Justiça abre processo contra Genoino, Delúbio e Valério

A juíza da 4ª Vara da Justiça Federal em Belo Horizonte, Adriane Luísa Vieira Trindade, recebeu nesta terça-feira denúncia contra dirigentes do Banco BMG, os ex-dirigentes petistas José Genoino e Delúbio Soares, o empresário Marcos Valério Fernandes de Souza, sua mulher e sócios. Conforme o Ministério Público Federal (MPF), os réus irão responder por falsidade ideológica e gestão fraudulenta de instituição financeira. Na denúncia, o MPF diz que o BMG concedeu "empréstimos fraudulentos" ao PT e ao grupo de empresas pertencentes a Valério durante o período em que vigorou o esquema batizado de mensalão. Conforme a Procuradoria da República em Minas, o BMG auferiu "inúmeras vantagens em virtude de sua participação no esquema", que lhe garantiram, a partir de 2003, "lucros bilionários" na operacionalização de empréstimos consignados. Foram acusados e são réus na ação o presidente do BMG, Ricardo Annes Guimarães, os dirigentes Flávio Pentagna Guimarães, João Batista de Abreu e Márcio Alaôr de Araújo. Além do deputado federal eleito Genoino, Delúbio e Valério, são réus também a mulher do empresário, Renilda Maria Santiago, e os sócios Ramon Hollerbach, Cristiano de Mello Paz e Rogério Lanza Tolentino.
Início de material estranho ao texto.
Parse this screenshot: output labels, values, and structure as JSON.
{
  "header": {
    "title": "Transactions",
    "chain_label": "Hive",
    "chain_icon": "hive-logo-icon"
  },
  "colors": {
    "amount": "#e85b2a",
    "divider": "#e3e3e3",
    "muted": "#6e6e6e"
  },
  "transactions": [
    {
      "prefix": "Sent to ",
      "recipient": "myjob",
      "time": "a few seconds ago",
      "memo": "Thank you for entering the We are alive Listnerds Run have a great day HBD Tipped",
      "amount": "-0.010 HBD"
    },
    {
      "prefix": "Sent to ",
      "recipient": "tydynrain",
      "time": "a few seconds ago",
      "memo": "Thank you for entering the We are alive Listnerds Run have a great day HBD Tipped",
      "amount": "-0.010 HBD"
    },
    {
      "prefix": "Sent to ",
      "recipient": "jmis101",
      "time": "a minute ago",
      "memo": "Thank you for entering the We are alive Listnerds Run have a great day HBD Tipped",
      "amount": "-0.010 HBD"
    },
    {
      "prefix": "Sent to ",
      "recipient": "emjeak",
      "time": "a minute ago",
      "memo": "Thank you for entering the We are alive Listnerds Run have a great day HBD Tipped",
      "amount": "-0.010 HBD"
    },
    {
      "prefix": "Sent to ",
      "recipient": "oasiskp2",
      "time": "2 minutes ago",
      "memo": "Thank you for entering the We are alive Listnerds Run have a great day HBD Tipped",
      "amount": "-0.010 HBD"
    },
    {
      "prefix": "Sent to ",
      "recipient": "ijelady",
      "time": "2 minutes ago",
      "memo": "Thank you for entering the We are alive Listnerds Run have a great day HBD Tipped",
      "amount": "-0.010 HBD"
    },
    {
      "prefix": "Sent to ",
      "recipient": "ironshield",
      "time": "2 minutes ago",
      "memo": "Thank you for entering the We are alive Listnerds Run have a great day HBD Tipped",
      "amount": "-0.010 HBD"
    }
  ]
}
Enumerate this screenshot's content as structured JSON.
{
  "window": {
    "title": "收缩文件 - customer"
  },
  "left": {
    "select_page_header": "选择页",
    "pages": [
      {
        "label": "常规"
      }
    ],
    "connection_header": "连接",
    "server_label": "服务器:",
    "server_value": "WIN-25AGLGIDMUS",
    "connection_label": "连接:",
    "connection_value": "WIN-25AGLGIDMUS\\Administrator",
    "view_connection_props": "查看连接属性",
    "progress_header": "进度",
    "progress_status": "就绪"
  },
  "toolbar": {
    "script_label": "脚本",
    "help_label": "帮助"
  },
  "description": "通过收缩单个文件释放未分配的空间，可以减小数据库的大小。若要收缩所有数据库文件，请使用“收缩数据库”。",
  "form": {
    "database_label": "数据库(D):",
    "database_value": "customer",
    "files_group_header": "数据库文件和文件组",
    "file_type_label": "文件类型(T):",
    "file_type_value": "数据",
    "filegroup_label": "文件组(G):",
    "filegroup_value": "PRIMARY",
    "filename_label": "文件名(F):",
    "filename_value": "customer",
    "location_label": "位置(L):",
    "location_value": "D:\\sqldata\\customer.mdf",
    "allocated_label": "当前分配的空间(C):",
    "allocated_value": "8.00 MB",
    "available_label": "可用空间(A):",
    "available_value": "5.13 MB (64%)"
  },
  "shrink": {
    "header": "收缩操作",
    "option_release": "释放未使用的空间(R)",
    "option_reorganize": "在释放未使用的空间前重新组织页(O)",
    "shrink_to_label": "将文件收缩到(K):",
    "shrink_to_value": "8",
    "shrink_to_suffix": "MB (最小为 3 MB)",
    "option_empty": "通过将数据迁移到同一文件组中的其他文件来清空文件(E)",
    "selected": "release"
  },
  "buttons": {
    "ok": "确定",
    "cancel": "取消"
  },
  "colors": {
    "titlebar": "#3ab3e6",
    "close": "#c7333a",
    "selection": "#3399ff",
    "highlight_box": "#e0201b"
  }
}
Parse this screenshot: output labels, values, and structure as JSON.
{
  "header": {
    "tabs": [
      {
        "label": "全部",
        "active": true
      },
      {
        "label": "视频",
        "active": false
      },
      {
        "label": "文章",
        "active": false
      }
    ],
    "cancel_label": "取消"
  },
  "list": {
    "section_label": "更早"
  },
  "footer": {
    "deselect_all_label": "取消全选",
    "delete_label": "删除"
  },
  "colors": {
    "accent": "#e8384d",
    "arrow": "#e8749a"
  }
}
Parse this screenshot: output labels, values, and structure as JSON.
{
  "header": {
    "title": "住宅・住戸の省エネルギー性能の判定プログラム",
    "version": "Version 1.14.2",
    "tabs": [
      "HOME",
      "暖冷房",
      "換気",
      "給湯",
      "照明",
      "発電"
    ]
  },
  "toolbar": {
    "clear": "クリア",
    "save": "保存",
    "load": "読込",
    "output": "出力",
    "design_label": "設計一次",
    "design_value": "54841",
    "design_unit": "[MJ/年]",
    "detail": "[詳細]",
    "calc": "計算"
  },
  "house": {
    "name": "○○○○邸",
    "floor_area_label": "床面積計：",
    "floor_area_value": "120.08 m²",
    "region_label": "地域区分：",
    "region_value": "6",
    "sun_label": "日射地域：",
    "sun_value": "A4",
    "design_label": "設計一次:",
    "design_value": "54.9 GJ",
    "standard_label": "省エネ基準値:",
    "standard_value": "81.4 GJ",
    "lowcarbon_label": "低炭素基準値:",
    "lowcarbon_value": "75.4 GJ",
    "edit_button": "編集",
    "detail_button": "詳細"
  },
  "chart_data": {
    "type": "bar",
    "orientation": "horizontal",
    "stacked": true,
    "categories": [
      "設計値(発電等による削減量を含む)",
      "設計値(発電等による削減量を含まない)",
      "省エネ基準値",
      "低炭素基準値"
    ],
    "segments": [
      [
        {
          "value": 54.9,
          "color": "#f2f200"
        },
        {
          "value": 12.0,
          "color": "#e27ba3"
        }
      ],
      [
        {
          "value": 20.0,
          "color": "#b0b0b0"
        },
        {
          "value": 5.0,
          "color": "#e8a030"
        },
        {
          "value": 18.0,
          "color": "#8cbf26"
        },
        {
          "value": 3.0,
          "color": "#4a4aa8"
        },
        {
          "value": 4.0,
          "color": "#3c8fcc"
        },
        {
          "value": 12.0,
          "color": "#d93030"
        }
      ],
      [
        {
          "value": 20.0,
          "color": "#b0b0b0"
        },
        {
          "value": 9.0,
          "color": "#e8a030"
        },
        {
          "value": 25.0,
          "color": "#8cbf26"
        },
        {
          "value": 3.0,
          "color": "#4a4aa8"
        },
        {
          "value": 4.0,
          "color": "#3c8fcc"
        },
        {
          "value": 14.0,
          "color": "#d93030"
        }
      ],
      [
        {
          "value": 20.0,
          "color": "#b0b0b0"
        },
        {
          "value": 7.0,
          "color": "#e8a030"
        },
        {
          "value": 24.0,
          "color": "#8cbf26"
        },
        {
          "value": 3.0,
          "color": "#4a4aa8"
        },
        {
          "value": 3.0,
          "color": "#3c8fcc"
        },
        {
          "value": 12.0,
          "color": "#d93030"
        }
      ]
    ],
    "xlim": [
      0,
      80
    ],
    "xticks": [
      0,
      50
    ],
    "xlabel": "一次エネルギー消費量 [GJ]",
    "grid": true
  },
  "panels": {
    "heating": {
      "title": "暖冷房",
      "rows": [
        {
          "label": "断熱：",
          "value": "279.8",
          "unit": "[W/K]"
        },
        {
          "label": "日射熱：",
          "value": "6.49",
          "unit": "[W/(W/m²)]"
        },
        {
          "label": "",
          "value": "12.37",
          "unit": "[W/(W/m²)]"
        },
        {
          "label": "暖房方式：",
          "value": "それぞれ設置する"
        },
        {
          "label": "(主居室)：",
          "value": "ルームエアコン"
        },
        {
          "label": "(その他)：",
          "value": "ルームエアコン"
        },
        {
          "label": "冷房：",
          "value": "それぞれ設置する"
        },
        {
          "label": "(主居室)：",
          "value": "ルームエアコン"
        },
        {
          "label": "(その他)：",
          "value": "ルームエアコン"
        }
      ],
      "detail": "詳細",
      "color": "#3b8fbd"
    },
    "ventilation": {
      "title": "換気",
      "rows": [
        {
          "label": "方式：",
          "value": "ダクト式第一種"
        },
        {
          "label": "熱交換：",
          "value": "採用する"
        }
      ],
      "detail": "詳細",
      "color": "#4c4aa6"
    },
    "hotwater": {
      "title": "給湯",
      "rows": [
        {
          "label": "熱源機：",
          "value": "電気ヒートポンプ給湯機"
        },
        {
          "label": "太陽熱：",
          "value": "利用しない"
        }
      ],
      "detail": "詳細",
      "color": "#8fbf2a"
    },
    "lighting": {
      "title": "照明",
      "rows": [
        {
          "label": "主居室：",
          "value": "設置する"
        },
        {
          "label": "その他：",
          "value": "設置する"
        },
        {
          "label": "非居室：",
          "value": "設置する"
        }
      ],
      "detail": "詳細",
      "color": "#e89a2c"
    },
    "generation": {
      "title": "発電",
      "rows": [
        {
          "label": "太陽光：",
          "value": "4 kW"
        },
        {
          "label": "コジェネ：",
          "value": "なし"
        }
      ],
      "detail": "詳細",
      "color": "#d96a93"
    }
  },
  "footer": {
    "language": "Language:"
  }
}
De acordo com informações da Justiça Federal, a denúncia foi recebida pela juíza na segunda, no mesmo dia em que foi apresentada à 4ª Vara. O interrogatório das partes já tem data marcada: 19 de janeiro do próximo ano. Genoino e Delúbio serão intimados por carta precatória. Os dirigentes do BMG haviam ficado de fora da denúncia apresentada pelo procurador-geral da República, Antônio Fernando de Souza. O advogado Raphael Miranda, que representa o banco nas ações de execução relativas aos empréstimos, disse que a ação penal é "muito incipiente". Ele assegurou que os empréstimos ao PT e empresas de Valério foram lícitos e podem ser "facilmente comprovados". Marcelo Leonardo, advogado de Valério, sua mulher e sócios, disse que iria encaminhar um pedido à 4ª Vara Federal em Belo Horizonte para que o processo seja remetido ao Supremo Tribunal Federal (STF), onde tramita o inquérito do mensalão. Segundo ele, o STF não aceitou a proposta de desmembramento do processo. Outro motivo é o fato de Genoino ter sido eleito deputado federal. Sua diplomação estava marcada para esta terça, mas Genoino não apareceu para receber o diploma. Este texto foi ampliado às 16h14.